A partir de 2006, a PNH apostou na sua capilarização via processos de formação tendo em vista o fortalecimento e efetivação do SUS. Tais processos são fundamentados na inseparabilidade entre formação e intervenção. Foi a partir daí que surgiu a proposta do Curso de Formação de Apoiadores em Humanização da Atenção e Gestão do SUS como estratégia de implementação do eixo da PNH, produção e disseminação do conhecimento, que tem, como um de seus objetivos, incrementar a oferta de processos de formação, educação e conhecimentos sobre a PNH, buscando assim formar multiplicadores em gestão compartilhada do cuidado e apoiadores institucionais para processos de mudanças2.
No território de Santa Catarina, a iniciativa de formação de apoiadores da PNH, com essa estrutura, foi pactuada e desenvolvida em 2009. A estratégia visou formar sujeitos com capacidade de propor intervenções nas práticas de atenção e de gestão nos serviços de saúde, buscando fomentar e consolidar processos de mudanças com base no referencial da PNH.
Por isso, ao longo do curso de formação de apoiadores da PNH, como estratégia pedagógica, os participantes construíram e implementaram Planos de Intervenção, que consistiam em planos orientadores dos processos de reorganização de práticas/gestão nos serviços em seus respectivos locais de trabalho. A construção do plano de intervenção de cada apoiador ancorou-se em três processos articulados: o mapeamento das demandas do serviço ao qual se vinculava, a definição de uma das diretrizes da PNH que nortearia a intervenção e a pactuação da intervenção com os sujeitos envolvidos.
Como questão relevante neste processo de formação de apoiadores da PNH em Santa Catarina, pode-se apontar a concentração da escolha dos apoiadores na diretriz da Cogestão para o desenvolvimento de seus Planos de Intervenção. Chamou a atenção o fato de 29 dos 60 apoiadores que estavam fazendo o curso pautarem a temática da gestão como demanda de intervenção, visando à transformação das práticas vigentes.

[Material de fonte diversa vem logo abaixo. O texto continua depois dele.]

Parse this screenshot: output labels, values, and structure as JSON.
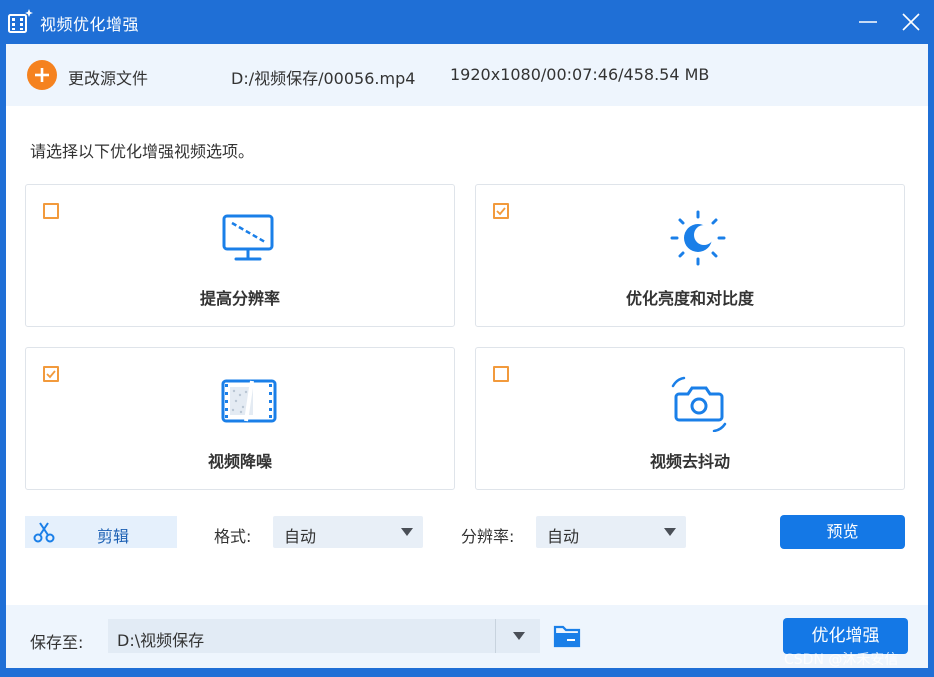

Considerando a importância de se aprofundar o conhecimento em torno desta questão, o presente estudo buscou analisar os novos modos de gestão experimentados pelos apoiadores institucionais formados no curso da Política Nacional de Humanização em Santa Catarina, no ano de 2009, a partir da implementação dos planos de intervenção.

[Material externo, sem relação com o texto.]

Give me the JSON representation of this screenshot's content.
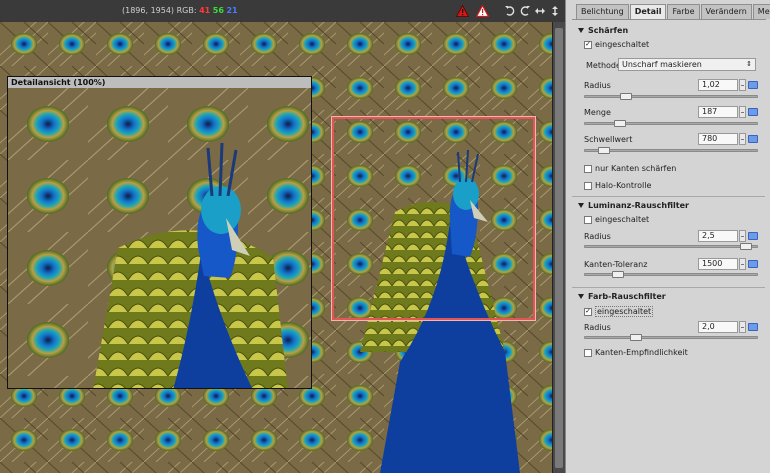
{
  "toolbar": {
    "coords": "(1896, 1954) RGB:",
    "rgb_r": "41",
    "rgb_g": "56",
    "rgb_b": "21"
  },
  "viewer": {
    "detail_title": "Detailansicht (100%)"
  },
  "tabs": [
    "Belichtung",
    "Detail",
    "Farbe",
    "Verändern",
    "Metadata"
  ],
  "active_tab": "Detail",
  "sharpen": {
    "title": "Schärfen",
    "enabled_label": "eingeschaltet",
    "enabled": true,
    "method_label": "Methode:",
    "method_value": "Unscharf maskieren",
    "radius_label": "Radius",
    "radius_value": "1,02",
    "radius_fraction": 0.22,
    "amount_label": "Menge",
    "amount_value": "187",
    "amount_fraction": 0.18,
    "threshold_label": "Schwellwert",
    "threshold_value": "780",
    "threshold_fraction": 0.08,
    "edges_only_label": "nur Kanten schärfen",
    "edges_only": false,
    "halo_label": "Halo-Kontrolle",
    "halo": false
  },
  "luminance": {
    "title": "Luminanz-Rauschfilter",
    "enabled_label": "eingeschaltet",
    "enabled": false,
    "radius_label": "Radius",
    "radius_value": "2,5",
    "radius_fraction": 0.97,
    "tolerance_label": "Kanten-Toleranz",
    "tolerance_value": "1500",
    "tolerance_fraction": 0.17
  },
  "color": {
    "title": "Farb-Rauschfilter",
    "enabled_label": "eingeschaltet",
    "enabled": true,
    "radius_label": "Radius",
    "radius_value": "2,0",
    "radius_fraction": 0.28,
    "sensitivity_label": "Kanten-Empfindlichkeit",
    "sensitivity": false
  },
  "icons": [
    "warning-red-icon",
    "warning-outline-icon",
    "rotate-left-icon",
    "rotate-right-icon",
    "flip-horizontal-icon",
    "flip-vertical-icon"
  ]
}
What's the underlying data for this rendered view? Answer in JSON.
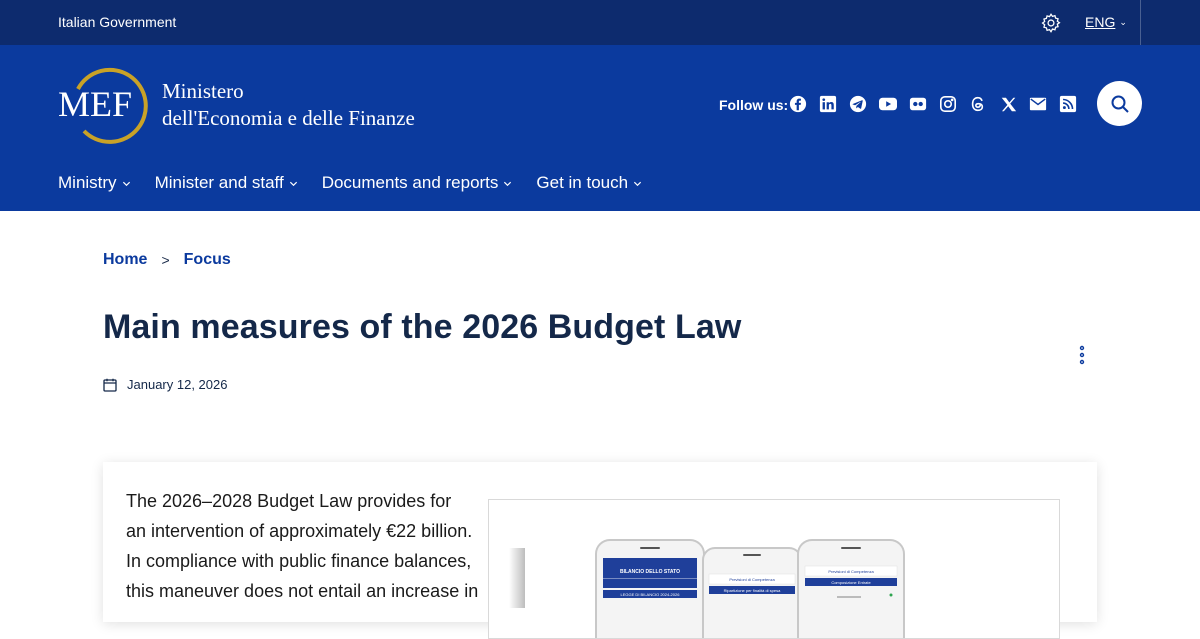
{
  "topbar": {
    "government_label": "Italian Government",
    "language": "ENG"
  },
  "header": {
    "logo_text": "MEF",
    "ministry_line1": "Ministero",
    "ministry_line2": "dell'Economia e delle Finanze",
    "follow_label": "Follow us:",
    "social_icons": [
      "facebook-icon",
      "linkedin-icon",
      "telegram-icon",
      "youtube-icon",
      "flickr-icon",
      "instagram-icon",
      "threads-icon",
      "x-icon",
      "email-icon",
      "rss-icon"
    ]
  },
  "nav": {
    "items": [
      {
        "label": "Ministry"
      },
      {
        "label": "Minister and staff"
      },
      {
        "label": "Documents and reports"
      },
      {
        "label": "Get in touch"
      }
    ]
  },
  "breadcrumb": {
    "home": "Home",
    "separator": ">",
    "current": "Focus"
  },
  "article": {
    "title": "Main measures of the 2026 Budget Law",
    "date": "January 12, 2026",
    "intro_lines": [
      "The 2026–2028 Budget Law provides for",
      "an intervention of approximately €22 billion.",
      "In compliance with public finance balances,",
      "this maneuver does not entail an increase in"
    ]
  },
  "image": {
    "phone1_header": "BILANCIO DELLO STATO",
    "phone1_band": "LEGGE DI BILANCIO 2024-2026",
    "phone2_header": "Previsioni di Competenza",
    "phone2_band": "Ripartizione per finalità di spesa",
    "phone3_header": "Previsioni di Competenza",
    "phone3_band": "Composizione Entrate"
  },
  "colors": {
    "topbar": "#0d2b6e",
    "header": "#0b3a9e",
    "title": "#142849",
    "accent_gold": "#c9a227"
  }
}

Trata-se de um estudo qualitativo, com design exploratório-descritivo, realizado junto aos apoiadores que participaram do Curso de Formação de Apoiadores da PNH do estado de Santa Catarina em 2009. Como sujeitos de pesquisa, selecionaram-se aqueles apoiadores que optaram por trabalhar a diretriz cogestão no plano de intervenção elaborado ao longo do curso. Considerou-se importante diversificar as experiências de intervenção desenvolvidas no território de Santa Catarina, selecionando aleatoriamente um apoiador de cada UP para participar do estudo, totalizando assim sete apoiadores que foram efetivamente os sujeitos desta pesquisa. A coleta de dados se deu em duas etapas: pesquisa documental e realização de entrevistas. A análise foi efetuada por meio do método hermenêutico dialético, de acordo com proposta de Minayo4. Conforme tal método, a interpretação qualitativa é operacionalizada seguindo as etapas de: categorização inicial, reordenação dos dados e análise final.
Para garantir os aspectos éticos no desenvolvimento de pesquisa com seres humanos, as Diretrizes e Normas da Resolução nº 196/96 do Conselho Nacional de Saúde do Ministério da Saúde (CNS/MS) nortearam o desenvolvimento deste estudo. O projeto foi aprovado pelo Comitê de Ética e Pesquisa com Seres Humanos (CEPSH) da Universidade Federal de Santa Catarina (UFSC) sob o parecer número 161.475.
O processo analítico permitiu identificar três categorias temáticas: (1) Motivações para trabalhar cogestão, (2) Experimentando a cogestão e (3) Avanços e desafios relacionados à cogestão.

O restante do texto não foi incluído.